While at first blush a little odd, on closer inspection, it’s probably not such a bad strategy for Sisser, which has done business in this neighborhood under the same name since 1912. The focus on the Negro Leagues helps the white-owned store better bond with its customer base in a predominately black retail district. And it capitalizes on the increased traffic of nearby Jacobs Field, providing browsers with a baseball-themed reason to visit the store.

Zimmer needs every customer he can get for the store his father purchased from the Sisser family in 1955.

The store “never really sold or stocked high-priced jewelry,” says the senior Zimmer, who in semi-retirement continues to come in a couple of days a week. Instead, its clientele largely comprised middle class black families.

But that market has softened considerably since Cleveland City Hall began using federal funding in the last few years to build gleaming new strip retail malls in formerly abandoned Cleveland neighborhoods beyond the downtown area. The result is that instead of coming downtown to find a modestly priced piece of jewelry, many of Sisser’s former clients do so at stores closer to their homes.

“Our traditional customer base has softened a little,” Zimmer admits. “And that’s why a focus on the Negro Leagues worked really well” in attracting a new segment of customers.

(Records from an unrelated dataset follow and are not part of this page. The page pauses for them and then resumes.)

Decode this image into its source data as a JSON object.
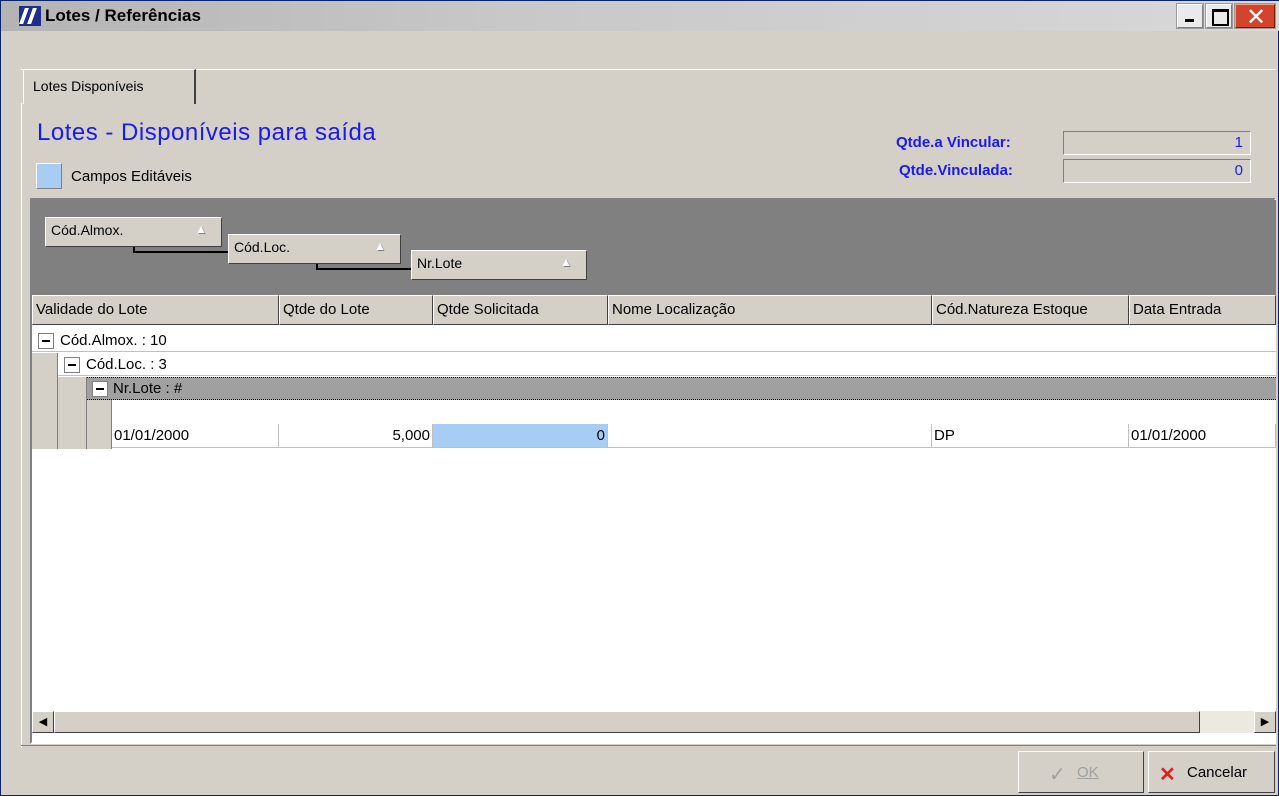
{
  "window": {
    "title": "Lotes / Referências"
  },
  "tabs": [
    {
      "label": "Lotes Disponíveis"
    }
  ],
  "heading": "Lotes - Disponíveis para saída",
  "legend": {
    "label": "Campos Editáveis",
    "color": "#a8cdf5"
  },
  "quantities": {
    "a_vincular_label": "Qtde.a Vincular:",
    "a_vincular_value": "1",
    "vinculada_label": "Qtde.Vinculada:",
    "vinculada_value": "0"
  },
  "group_by": [
    "Cód.Almox.",
    "Cód.Loc.",
    "Nr.Lote"
  ],
  "columns": [
    "Validade do Lote",
    "Qtde do Lote",
    "Qtde Solicitada",
    "Nome Localização",
    "Cód.Natureza Estoque",
    "Data Entrada"
  ],
  "groups": {
    "level1": "Cód.Almox. : 10",
    "level2": "Cód.Loc. : 3",
    "level3": "Nr.Lote : #"
  },
  "rows": [
    {
      "validade": "01/01/2000",
      "qtde_lote": "5,000",
      "qtde_solicitada": "0",
      "nome_localizacao": "",
      "natureza": "DP",
      "data_entrada": "01/01/2000"
    }
  ],
  "buttons": {
    "ok": "OK",
    "cancel": "Cancelar"
  },
  "colors": {
    "accent": "#1a1aee",
    "editable": "#a8cdf5",
    "close": "#d2452c"
  }
}
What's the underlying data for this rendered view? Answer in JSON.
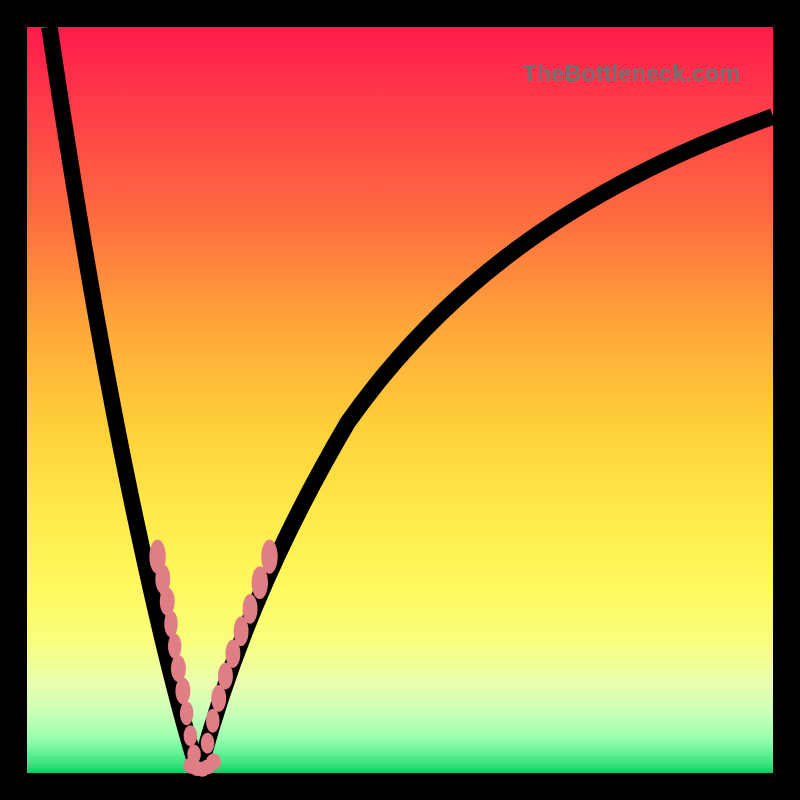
{
  "watermark": "TheBottleneck.com",
  "colors": {
    "gradient_top": "#ff1a4b",
    "gradient_mid": "#ffe94a",
    "gradient_bottom": "#14c75e",
    "frame": "#000000",
    "curve": "#000000",
    "marker": "#e07e85"
  },
  "chart_data": {
    "type": "line",
    "title": "",
    "xlabel": "",
    "ylabel": "",
    "xlim": [
      0,
      100
    ],
    "ylim": [
      0,
      100
    ],
    "grid": false,
    "note": "Two convex decreasing/increasing curves forming a V with minimum near x≈23. Background color encodes value from red (high/bad) to green (low/good). Pink markers cluster where y is near 0 (≈green band) around x≈18–30.",
    "series": [
      {
        "name": "curve-left",
        "x": [
          3,
          5,
          7,
          9,
          11,
          13,
          15,
          17,
          19,
          21,
          22,
          23
        ],
        "y": [
          100,
          90,
          79,
          68,
          57,
          47,
          37,
          28,
          19,
          10,
          5,
          0
        ]
      },
      {
        "name": "curve-right",
        "x": [
          23,
          25,
          28,
          32,
          37,
          43,
          50,
          58,
          67,
          77,
          88,
          100
        ],
        "y": [
          0,
          6,
          14,
          24,
          34,
          44,
          53,
          62,
          70,
          77,
          83,
          88
        ]
      },
      {
        "name": "markers-left-branch",
        "kind": "scatter",
        "x": [
          17.5,
          18.0,
          18.7,
          19.2,
          19.6,
          20.1,
          20.7,
          21.2,
          21.7,
          22.2,
          22.6
        ],
        "y": [
          29,
          27,
          24,
          21,
          18,
          15,
          12,
          9,
          6,
          4,
          2
        ]
      },
      {
        "name": "markers-right-branch",
        "kind": "scatter",
        "x": [
          24.0,
          24.6,
          25.3,
          26.0,
          27.0,
          28.0,
          29.0,
          30.2,
          31.5
        ],
        "y": [
          3,
          5,
          7,
          9,
          12,
          15,
          18,
          22,
          26
        ]
      },
      {
        "name": "markers-floor",
        "kind": "scatter",
        "x": [
          21.8,
          22.5,
          23.0,
          23.6,
          24.3
        ],
        "y": [
          1,
          0.5,
          0,
          0.5,
          1
        ]
      }
    ]
  }
}
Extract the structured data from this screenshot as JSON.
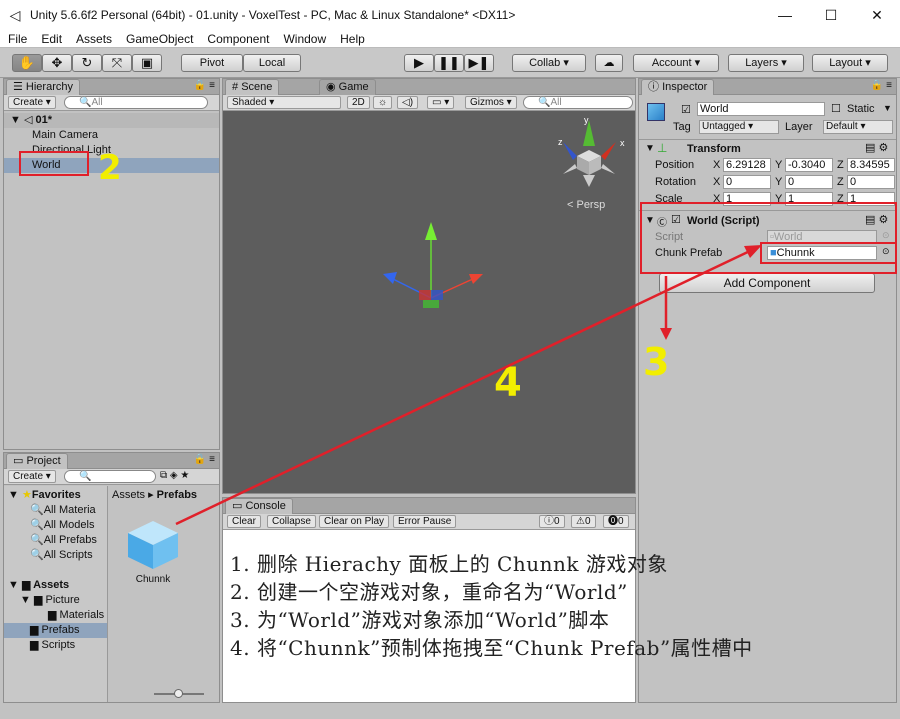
{
  "window": {
    "title": "Unity 5.6.6f2 Personal (64bit) - 01.unity - VoxelTest - PC, Mac & Linux Standalone* <DX11>",
    "minimize": "—",
    "maximize": "☐",
    "close": "✕"
  },
  "menu": [
    "File",
    "Edit",
    "Assets",
    "GameObject",
    "Component",
    "Window",
    "Help"
  ],
  "toolbar": {
    "pivot": "Pivot",
    "local": "Local",
    "collab": "Collab ▾",
    "account": "Account",
    "layers": "Layers",
    "layout": "Layout"
  },
  "hierarchy": {
    "tab": "Hierarchy",
    "create": "Create ▾",
    "search": "All",
    "scene": "01*",
    "items": [
      "Main Camera",
      "Directional Light",
      "World"
    ]
  },
  "scene": {
    "tab_scene": "Scene",
    "tab_game": "Game",
    "shading": "Shaded",
    "mode2d": "2D",
    "gizmos": "Gizmos ▾",
    "search": "All",
    "persp": "< Persp",
    "gizmo_x": "x",
    "gizmo_y": "y",
    "gizmo_z": "z"
  },
  "inspector": {
    "tab": "Inspector",
    "name": "World",
    "static": "Static",
    "tag_label": "Tag",
    "tag": "Untagged",
    "layer_label": "Layer",
    "layer": "Default",
    "transform": {
      "title": "Transform",
      "position": "Position",
      "rotation": "Rotation",
      "scale": "Scale",
      "pos": [
        "6.29128",
        "-0.3040",
        "8.34595"
      ],
      "rot": [
        "0",
        "0",
        "0"
      ],
      "scl": [
        "1",
        "1",
        "1"
      ],
      "axes": [
        "X",
        "Y",
        "Z"
      ]
    },
    "script": {
      "title": "World (Script)",
      "script_label": "Script",
      "script_value": "World",
      "prefab_label": "Chunk Prefab",
      "prefab_value": "Chunnk"
    },
    "add_component": "Add Component"
  },
  "project": {
    "tab": "Project",
    "create": "Create ▾",
    "favorites": "Favorites",
    "fav_items": [
      "All Materia",
      "All Models",
      "All Prefabs",
      "All Scripts"
    ],
    "assets": "Assets",
    "tree": [
      "Picture",
      "Materials",
      "Prefabs",
      "Scripts"
    ],
    "breadcrumb": [
      "Assets",
      "▸",
      "Prefabs"
    ],
    "asset_name": "Chunnk"
  },
  "console": {
    "tab": "Console",
    "buttons": [
      "Clear",
      "Collapse",
      "Clear on Play",
      "Error Pause"
    ],
    "counts": [
      "0",
      "0",
      "0"
    ]
  },
  "annotations": {
    "marks": [
      "2",
      "3",
      "4"
    ],
    "steps": [
      "1. 删除 Hierachy 面板上的 Chunnk 游戏对象",
      "2. 创建一个空游戏对象，重命名为“World”",
      "3. 为“World”游戏对象添加“World”脚本",
      "4. 将“Chunnk”预制体拖拽至“Chunk Prefab”属性槽中"
    ]
  },
  "colors": {
    "annotation_red": "#e0202a",
    "annotation_yellow": "#f2ee00",
    "selection": "#8fa4bd",
    "scene_bg": "#5d5d5d"
  }
}
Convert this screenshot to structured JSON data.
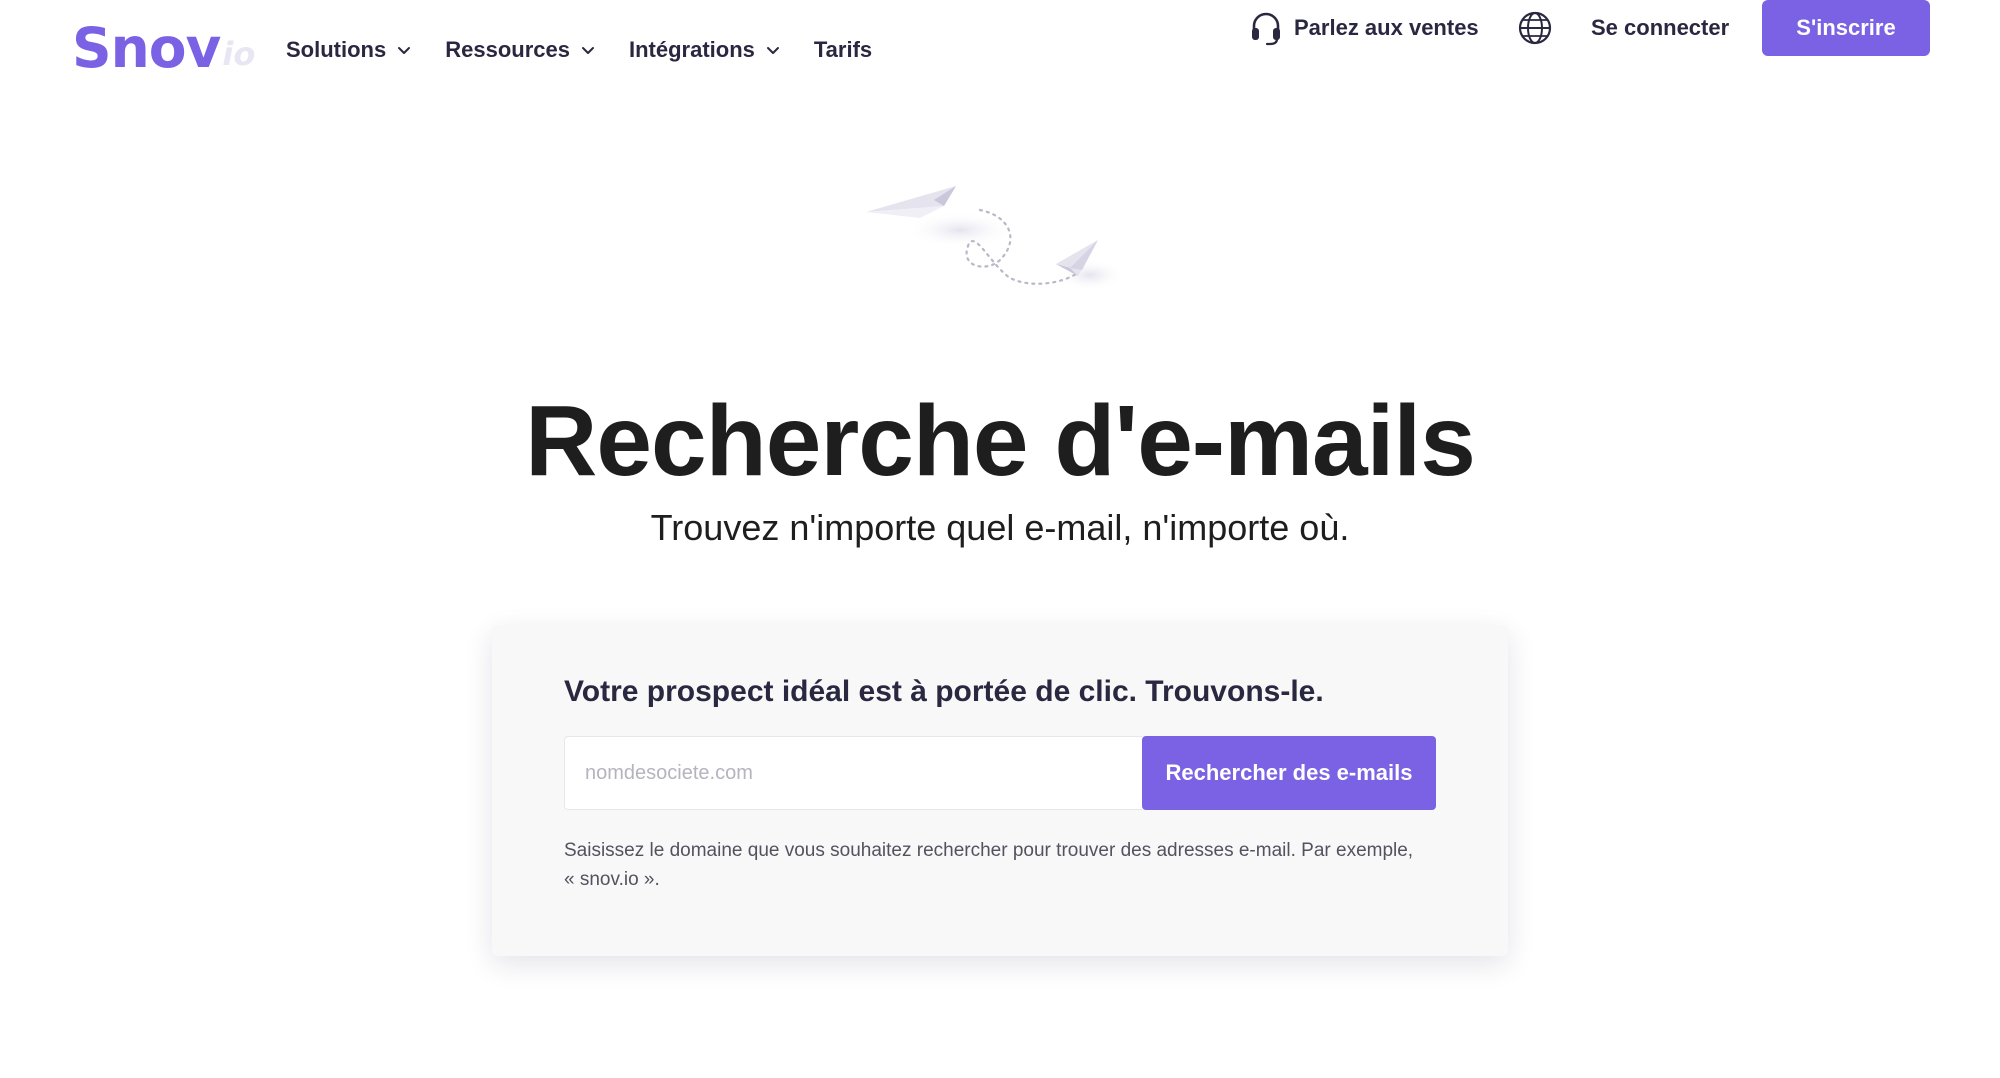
{
  "brand": {
    "logo_main": "Snov",
    "logo_suffix": "io",
    "accent_color": "#7b62e4"
  },
  "nav": {
    "menu": [
      {
        "label": "Solutions",
        "has_dropdown": true
      },
      {
        "label": "Ressources",
        "has_dropdown": true
      },
      {
        "label": "Intégrations",
        "has_dropdown": true
      },
      {
        "label": "Tarifs",
        "has_dropdown": false
      }
    ],
    "sales_label": "Parlez aux ventes",
    "sales_icon": "headset-icon",
    "language_icon": "globe-icon",
    "login_label": "Se connecter",
    "signup_label": "S'inscrire"
  },
  "hero": {
    "illustration": "paper-planes-icon",
    "title": "Recherche d'e-mails",
    "subtitle": "Trouvez n'importe quel e-mail, n'importe où."
  },
  "search_card": {
    "title": "Votre prospect idéal est à portée de clic. Trouvons-le.",
    "input_placeholder": "nomdesociete.com",
    "input_value": "",
    "button_label": "Rechercher des e-mails",
    "help_text": "Saisissez le domaine que vous souhaitez rechercher pour trouver des adresses e-mail. Par exemple, « snov.io »."
  }
}
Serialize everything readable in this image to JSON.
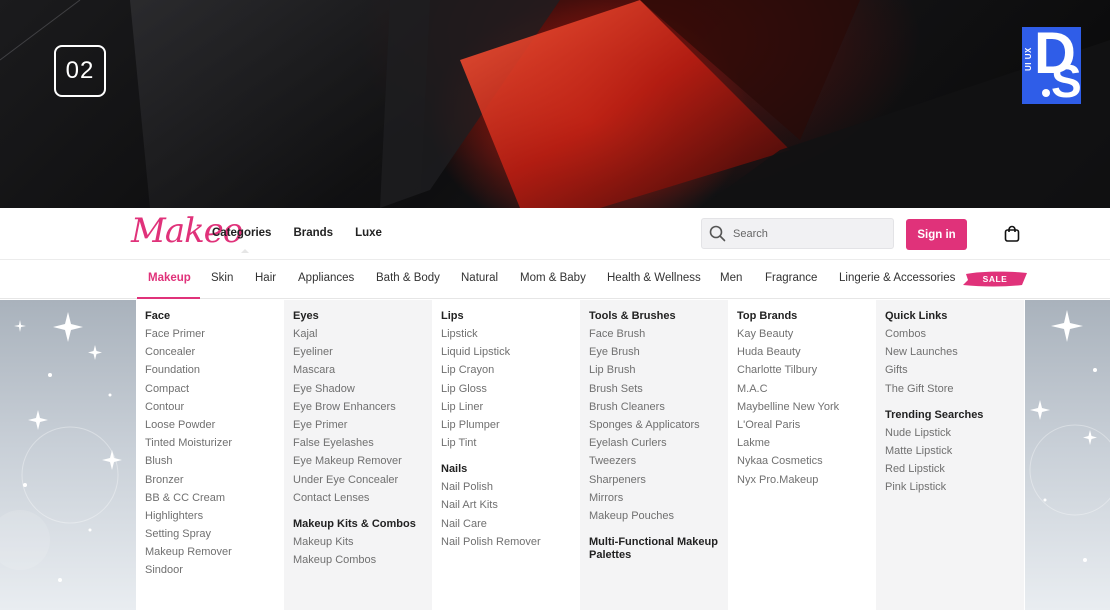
{
  "hero": {
    "slide_number": "02",
    "badge_small": "UI UX",
    "badge_d": "D",
    "badge_s": "S"
  },
  "header": {
    "logo": "Makeo",
    "nav": [
      "Categories",
      "Brands",
      "Luxe"
    ],
    "search_placeholder": "Search",
    "signin_label": "Sign in"
  },
  "categories": {
    "items": [
      "Makeup",
      "Skin",
      "Hair",
      "Appliances",
      "Bath & Body",
      "Natural",
      "Mom & Baby",
      "Health & Wellness",
      "Men",
      "Fragrance",
      "Lingerie & Accessories"
    ],
    "active": "Makeup",
    "sale_label": "SALE"
  },
  "menu": {
    "columns": [
      {
        "sections": [
          {
            "heading": "Face",
            "links": [
              "Face Primer",
              "Concealer",
              "Foundation",
              "Compact",
              "Contour",
              "Loose Powder",
              "Tinted Moisturizer",
              "Blush",
              "Bronzer",
              "BB & CC Cream",
              "Highlighters",
              "Setting Spray",
              "Makeup Remover",
              "Sindoor"
            ]
          }
        ]
      },
      {
        "sections": [
          {
            "heading": "Eyes",
            "links": [
              "Kajal",
              "Eyeliner",
              "Mascara",
              "Eye Shadow",
              "Eye Brow Enhancers",
              "Eye Primer",
              "False Eyelashes",
              "Eye Makeup Remover",
              "Under Eye Concealer",
              "Contact Lenses"
            ]
          },
          {
            "heading": "Makeup Kits & Combos",
            "links": [
              "Makeup Kits",
              "Makeup Combos"
            ]
          }
        ]
      },
      {
        "sections": [
          {
            "heading": "Lips",
            "links": [
              "Lipstick",
              "Liquid Lipstick",
              "Lip Crayon",
              "Lip Gloss",
              "Lip Liner",
              "Lip Plumper",
              "Lip Tint"
            ]
          },
          {
            "heading": "Nails",
            "links": [
              "Nail Polish",
              "Nail Art Kits",
              "Nail Care",
              "Nail Polish Remover"
            ]
          }
        ]
      },
      {
        "sections": [
          {
            "heading": "Tools & Brushes",
            "links": [
              "Face Brush",
              "Eye Brush",
              "Lip Brush",
              "Brush Sets",
              "Brush Cleaners",
              "Sponges & Applicators",
              "Eyelash Curlers",
              "Tweezers",
              "Sharpeners",
              "Mirrors",
              "Makeup Pouches"
            ]
          },
          {
            "heading": "Multi-Functional Makeup Palettes",
            "links": []
          }
        ]
      },
      {
        "sections": [
          {
            "heading": "Top Brands",
            "links": [
              "Kay Beauty",
              "Huda Beauty",
              "Charlotte Tilbury",
              "M.A.C",
              "Maybelline New York",
              "L'Oreal Paris",
              "Lakme",
              "Nykaa Cosmetics",
              "Nyx Pro.Makeup"
            ]
          }
        ]
      },
      {
        "sections": [
          {
            "heading": "Quick Links",
            "links": [
              "Combos",
              "New Launches",
              "Gifts",
              "The Gift Store"
            ]
          },
          {
            "heading": "Trending Searches",
            "links": [
              "Nude Lipstick",
              "Matte Lipstick",
              "Red Lipstick",
              "Pink Lipstick"
            ]
          }
        ]
      }
    ]
  },
  "colors": {
    "brand_pink": "#e0327a",
    "badge_blue": "#2f5de8"
  }
}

Bob Zimmer began coming to his dad’s store in 1979 to clean jewelry, and he’s stayed ever since. As the shopping district, which runs between Euclid and Prospect avenues, began to look its age — many of the buildings are at least a century old — he became a neighborhood activist, sweeping the street regularly.

But he also decided to begin pressing the city to reinvest in the infrastructure. Thus, a decade ago, when Mike White was first elected mayor of Cleveland, Zimmer went to City Hall and asked him to consider investing in turning around the East 4th corridor, he recalls.

The city did respond with some improvements. But the real catalyst for turning around the area’s fortunes was the voters’ passage of a county “sin tax” levy to build Gateway just a couple of blocks away.

Its proximity to Jacobs Field and Gund Arena has been the best possible tonic for the formerly depressed area. It has spurred an unprecedented building and rehabilitation boom, which has turned the neighborhood from eyesore to eye-opener, and at least modestly spurred foot traffic.

The improvements have only served to spur Zimmer’s desire to branch out from jewelry. He’s thrilled that his dad still helps out on the sales floor during part of the week.

“That allows me to focus on the Negro League Museum,” he says.

He’s not strictly bound to Negro League themes. In late summer, he hosted a traveling photographic display of Latin American ballplayers, adding memorabilia from the Mexican Baseball Hall of Fame, and promoted it all with a postcard.

If only there were a way to make a living from all this, he seems to suggest. At the moment, profits from the jewelry side of the business fund Zimmer’s Negro League avocation. Does he look forward to a time when that’s no longer the case?